Today is the first day of what is known as the Dog Days of Summer. The association of summer with “man’s best friend” comes to our language via ancient astronomy. During the period from July 3 through August 11, the Dog Star, Sirius, rises in conjunction with the Sun. Sirius is the brightest star in the night sky and is part of the constellation Canis Major, Latin for the Greater Dog.
Some ancient Romans believed that the sultry heat of the Dog Days was explained by the combined heat of Sirius and the sun; however, even in the days before the telescope, this belief was more prominent among the superstitious than serious students of the stars.

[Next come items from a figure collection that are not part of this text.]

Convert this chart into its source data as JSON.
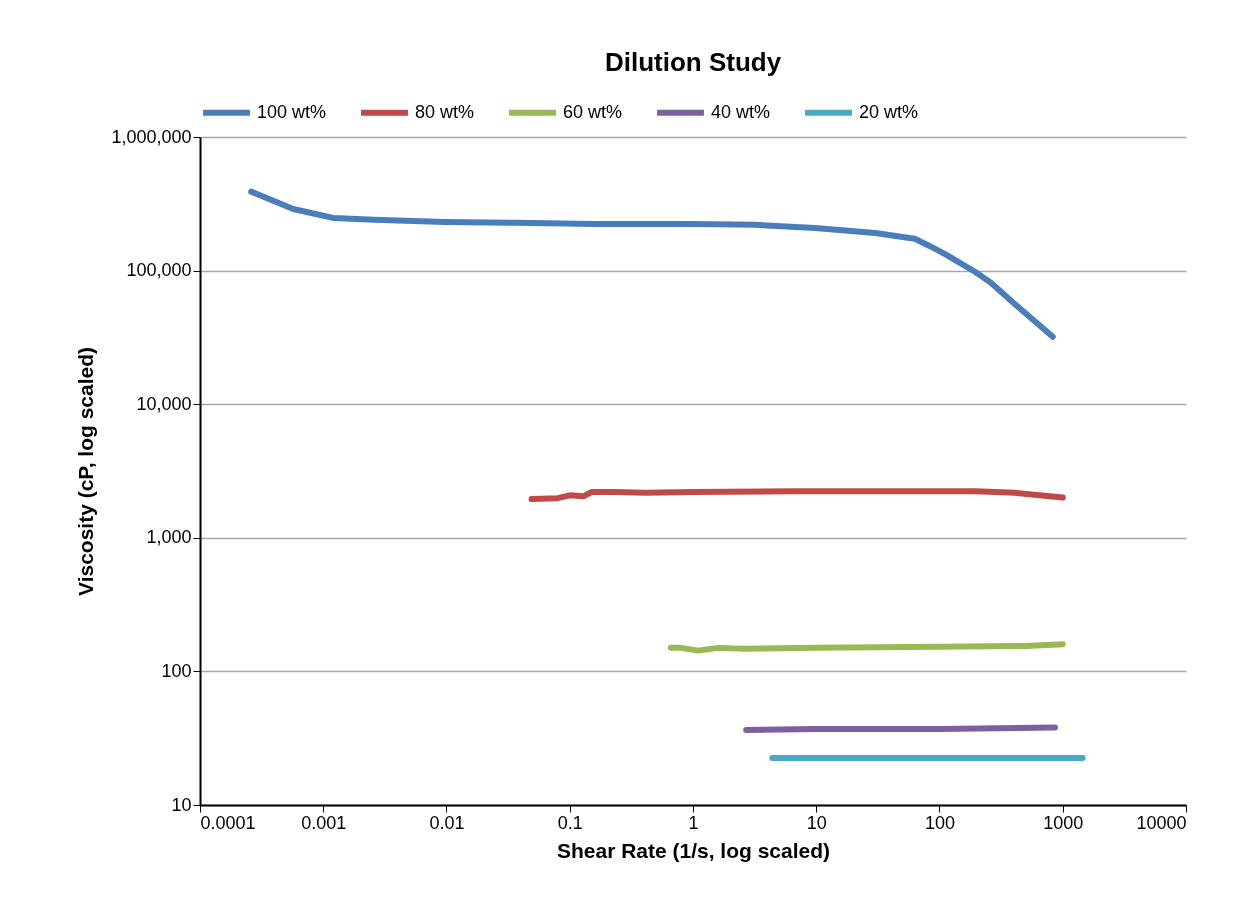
{
  "chart_data": {
    "type": "line",
    "title": "Dilution Study",
    "xlabel": "Shear Rate (1/s, log scaled)",
    "ylabel": "Viscosity (cP, log scaled)",
    "log": "xy",
    "grid": "y",
    "legend": "top",
    "line_style": "solid",
    "xlim": [
      0.0001,
      10000
    ],
    "xticks": [
      0.0001,
      0.001,
      0.01,
      0.1,
      1,
      10,
      100,
      1000,
      10000
    ],
    "ylim": [
      10,
      1000000
    ],
    "yticks": [
      10,
      100,
      {
        "value": 1000,
        "label": "1,000"
      },
      {
        "value": 10000,
        "label": "10,000"
      },
      {
        "value": 100000,
        "label": "100,000"
      },
      {
        "value": 1000000,
        "label": "1,000,000"
      }
    ],
    "series": [
      {
        "name": "100 wt%",
        "color": "#4a7ebb",
        "x": [
          0.00026,
          0.00057,
          0.0012,
          0.0026,
          0.0097,
          0.036,
          0.16,
          1.0,
          3.2,
          9.8,
          30,
          63,
          83,
          111,
          194,
          257,
          410,
          830
        ],
        "values": [
          390000,
          289000,
          248000,
          240000,
          231000,
          228000,
          223000,
          223000,
          220000,
          208000,
          191000,
          173000,
          153000,
          133000,
          98000,
          82000,
          56000,
          32000
        ]
      },
      {
        "name": "80 wt%",
        "color": "#be4b48",
        "x": [
          0.049,
          0.08,
          0.1,
          0.13,
          0.15,
          0.23,
          0.41,
          1.0,
          6.7,
          43,
          195,
          410,
          1000
        ],
        "values": [
          1950,
          1980,
          2080,
          2050,
          2200,
          2200,
          2170,
          2200,
          2230,
          2230,
          2230,
          2170,
          2000
        ]
      },
      {
        "name": "60 wt%",
        "color": "#98b954",
        "x": [
          0.66,
          0.8,
          1.1,
          1.6,
          2.6,
          10,
          100,
          500,
          1000
        ],
        "values": [
          150,
          150,
          143,
          150,
          148,
          150,
          153,
          155,
          160
        ]
      },
      {
        "name": "40 wt%",
        "color": "#7d60a0",
        "x": [
          2.7,
          10,
          100,
          865
        ],
        "values": [
          36.5,
          37,
          37,
          38
        ]
      },
      {
        "name": "20 wt%",
        "color": "#46aac5",
        "x": [
          4.4,
          10,
          100,
          1450
        ],
        "values": [
          22.5,
          22.5,
          22.5,
          22.5
        ]
      }
    ]
  }
}
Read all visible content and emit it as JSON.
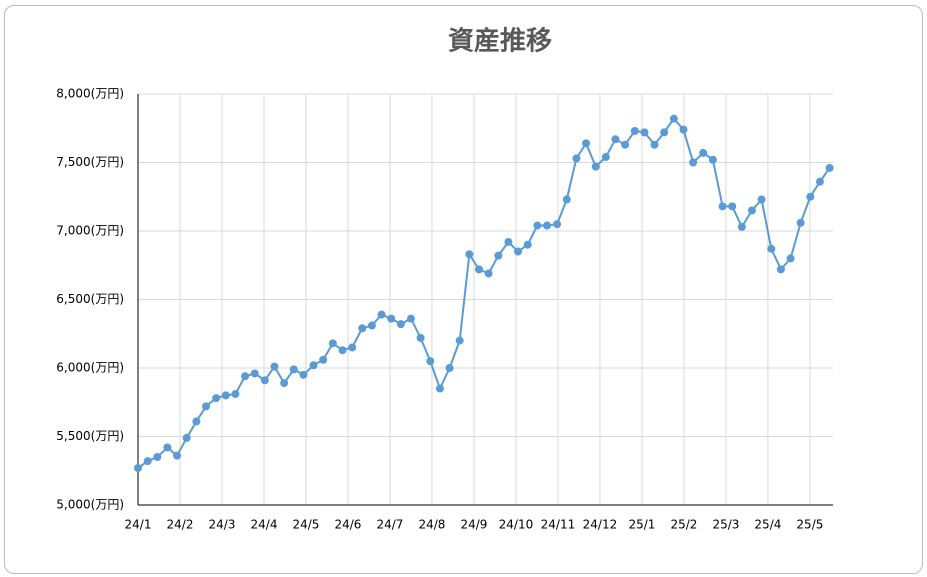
{
  "chart_data": {
    "type": "line",
    "title": "資産推移",
    "x": [
      0,
      0.23,
      0.46,
      0.7,
      0.93,
      1.16,
      1.39,
      1.62,
      1.86,
      2.09,
      2.32,
      2.55,
      2.78,
      3.02,
      3.25,
      3.48,
      3.71,
      3.94,
      4.18,
      4.41,
      4.64,
      4.87,
      5.1,
      5.34,
      5.57,
      5.8,
      6.03,
      6.26,
      6.5,
      6.73,
      6.96,
      7.19,
      7.42,
      7.66,
      7.89,
      8.12,
      8.35,
      8.58,
      8.82,
      9.05,
      9.28,
      9.51,
      9.74,
      9.98,
      10.21,
      10.44,
      10.67,
      10.9,
      11.14,
      11.37,
      11.6,
      11.83,
      12.06,
      12.3,
      12.53,
      12.76,
      12.99,
      13.22,
      13.46,
      13.69,
      13.92,
      14.15,
      14.38,
      14.62,
      14.85,
      15.08,
      15.31,
      15.54,
      15.78,
      16.01,
      16.24,
      16.47
    ],
    "values": [
      5270,
      5320,
      5350,
      5420,
      5360,
      5490,
      5610,
      5720,
      5780,
      5800,
      5810,
      5940,
      5960,
      5910,
      6010,
      5890,
      5990,
      5950,
      6020,
      6060,
      6180,
      6130,
      6150,
      6290,
      6310,
      6390,
      6360,
      6320,
      6360,
      6220,
      6050,
      5850,
      6000,
      6200,
      6830,
      6720,
      6690,
      6820,
      6920,
      6850,
      6900,
      7040,
      7040,
      7050,
      7230,
      7530,
      7640,
      7470,
      7540,
      7670,
      7630,
      7730,
      7720,
      7630,
      7720,
      7820,
      7740,
      7500,
      7570,
      7520,
      7180,
      7180,
      7030,
      7150,
      7230,
      6870,
      6720,
      6800,
      7060,
      7250,
      7360,
      7460
    ],
    "color": "#5b9bd5",
    "xlim": [
      0,
      16.55
    ],
    "xticks": [
      {
        "value": 0,
        "label": "24/1"
      },
      {
        "value": 1,
        "label": "24/2"
      },
      {
        "value": 2,
        "label": "24/3"
      },
      {
        "value": 3,
        "label": "24/4"
      },
      {
        "value": 4,
        "label": "24/5"
      },
      {
        "value": 5,
        "label": "24/6"
      },
      {
        "value": 6,
        "label": "24/7"
      },
      {
        "value": 7,
        "label": "24/8"
      },
      {
        "value": 8,
        "label": "24/9"
      },
      {
        "value": 9,
        "label": "24/10"
      },
      {
        "value": 10,
        "label": "24/11"
      },
      {
        "value": 11,
        "label": "24/12"
      },
      {
        "value": 12,
        "label": "25/1"
      },
      {
        "value": 13,
        "label": "25/2"
      },
      {
        "value": 14,
        "label": "25/3"
      },
      {
        "value": 15,
        "label": "25/4"
      },
      {
        "value": 16,
        "label": "25/5"
      }
    ],
    "ylim": [
      5000,
      8000
    ],
    "yticks": [
      {
        "value": 5000,
        "label": "5,000(万円)"
      },
      {
        "value": 5500,
        "label": "5,500(万円)"
      },
      {
        "value": 6000,
        "label": "6,000(万円)"
      },
      {
        "value": 6500,
        "label": "6,500(万円)"
      },
      {
        "value": 7000,
        "label": "7,000(万円)"
      },
      {
        "value": 7500,
        "label": "7,500(万円)"
      },
      {
        "value": 8000,
        "label": "8,000(万円)"
      }
    ],
    "grid": true
  }
}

English is replete with idioms (expressions that don't make sense when taken literally) related to dogs. And it is interesting to note that despite the dog’s reputation for being “man’s best friend,” most of the expressions use dog in the negative sense. For example, they are used as scapegoats for missing homework: “My dog ate my homework.” They are associated with sickness: “Sick as a dog.” And they are even used to characterize the life in general as harsh and cut throat: “It’s a dog eat dog world.”
Today’s Challenge: Dog Daze
Identify the common idioms containing dog based the clues below. For each idiom you are given the number of words in the expression and a brief literal translation of the meaning of idiom as it might be used in everyday speech.
1. Five words: Don’t make something unimportant the most important thing.
2. Five words: You’re searching in the wrong place.
3. Four words: My feet are very tired.
4. Four words: My wife is very mad at me.
5. Seven words: He’s not really as mean as he seems.
6. Eight words: Some people will never change.
7. Four words: Don’t remind him of your past conflicts.
8. Five words: Every person is successful at something at some point in his/her life.
Quote of the Day: To his dog, every man is Napoleon; hence the constant popularity of dogs. --Aldous Huxley
Answers: 1. The tail wagging the dog 2. Barking up the wrong tree. 3. My dogs are barking
4. In the dog house 5. His bark is worse than his bite 6. You can’t teach an old dog new tricks. 7. Let sleeping dogs lie. 8. Every dog has its day
1 – Claiborne, Robert. Loose Cannons and Red Herrings: A Book of Lost Metaphors. New York: Ballantine Books, 1988.